"My father abused my mother and me, his oldest child," John Shivers began. "The damage was emotional, physical, financial, and spiritual. My brother, who was not physically abused, received the same emotional scars." The scars of domestic abuse, often not physically visible, are internal. In 2008 about three quarters of domestic abuse is witnessed by children who receive those scars. In Shivers' case, his home was dominated by a father who instilled no confidence in his children and who took out his rage on both wife and child. Shivers ultimately was thrown out of the house as a teen in one of those fits of rage. The scars from childhood continue to affect him long after he reached adulthood. He sought counseling at age 40 to deal with the ghosts of the past.
What kind of scars could be so devastating? Would you believe that it relates to an understanding that you are not loved, that you are not valued as a human being, that you are fearful of flashbacks when familiar situations remind you of abuse situations from the past? Those things do result in problems in the present, years later. Think of the person, for example, abused as a child who now uses the credit card to show value by purchasing things which never satisfy. Increasing debt reinforces the sense of despondency from youth!

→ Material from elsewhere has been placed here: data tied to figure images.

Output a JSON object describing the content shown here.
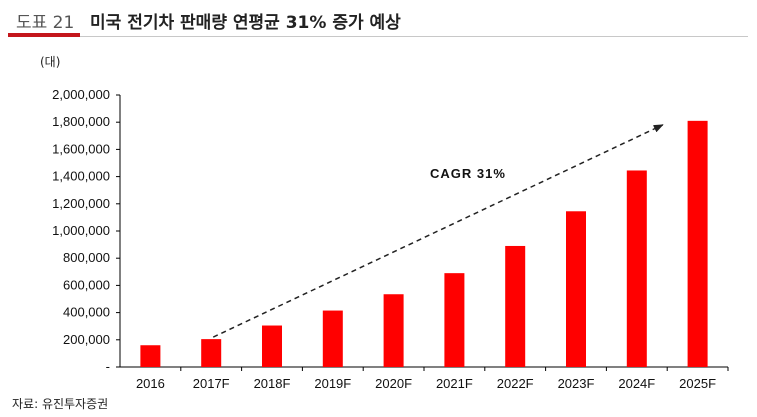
{
  "header": {
    "figure_label": "도표 21",
    "title": "미국 전기차 판매량 연평균 31% 증가 예상"
  },
  "colors": {
    "accent": "#c4161c",
    "bar": "#ff0000",
    "arrow": "#222222"
  },
  "chart_data": {
    "type": "bar",
    "unit": "(대)",
    "categories": [
      "2016",
      "2017F",
      "2018F",
      "2019F",
      "2020F",
      "2021F",
      "2022F",
      "2023F",
      "2024F",
      "2025F"
    ],
    "values": [
      160000,
      205000,
      305000,
      415000,
      535000,
      690000,
      890000,
      1145000,
      1445000,
      1810000
    ],
    "ylim": [
      0,
      2000000
    ],
    "yticks": [
      "-",
      "200,000",
      "400,000",
      "600,000",
      "800,000",
      "1,000,000",
      "1,200,000",
      "1,400,000",
      "1,600,000",
      "1,800,000",
      "2,000,000"
    ],
    "annotation": "CAGR 31%",
    "grid": false
  },
  "source": "자료: 유진투자증권"
}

"I'm still recovering," Shivers will tell you. The opportunity for recovery may not bring release. People just can't figure out the cause of parental abuse, and are left from childhood trying to second guess the abuser. Society often sees the abuser as benevolent based on behavior outside the home, and it may blame those who are abused at home for "smearing" the reputation of the abuser when abuse is reported. It is like blaming the victim for the perpetrator's crime against the victim!
"The key to breaking the chain of abuse from generation to generation in families, is altering the behavior of men," Shrivers explained. The emphasis in society is to "enable" women who are abused, but "women rebuking women or rebuking men just doesn't work," in Shivers' opinion. "It takes a man to rebuke a man for this kind of behavior." The behavior often is hidden at home and the world never sees what goes on behind closed doors. But male behavior often enables the abuse to continue, because there is such family shame in letting the outsiders know such a family secret.
There are concrete things our society can do to alter abusive behavior. It must begin with the workplace: 1) Employers must be willing to support wives of the abused, not just husbands. 2) Employers must support domestic abuse shelters. 3) Employers must educate themselves and their communities about the basic problem. Intervention strategies can work.
October is "National Domestic Violence Awareness Month" and John Shivers was "Men's 710" special guest for its October breakfast and speaker fellowship meeting at 7:10 AM at Zion Lutheran Church. John Shivers is an author and storyteller from north Georgia who was brought to Baldwin County by the Lighthouse and Baldwin County Library Coop. Besides writing books dealing with domestic abuse, Shivers edits a monthly coffee table magazine, "Georgia Mountain Laurel Magazine," and is involved in its production.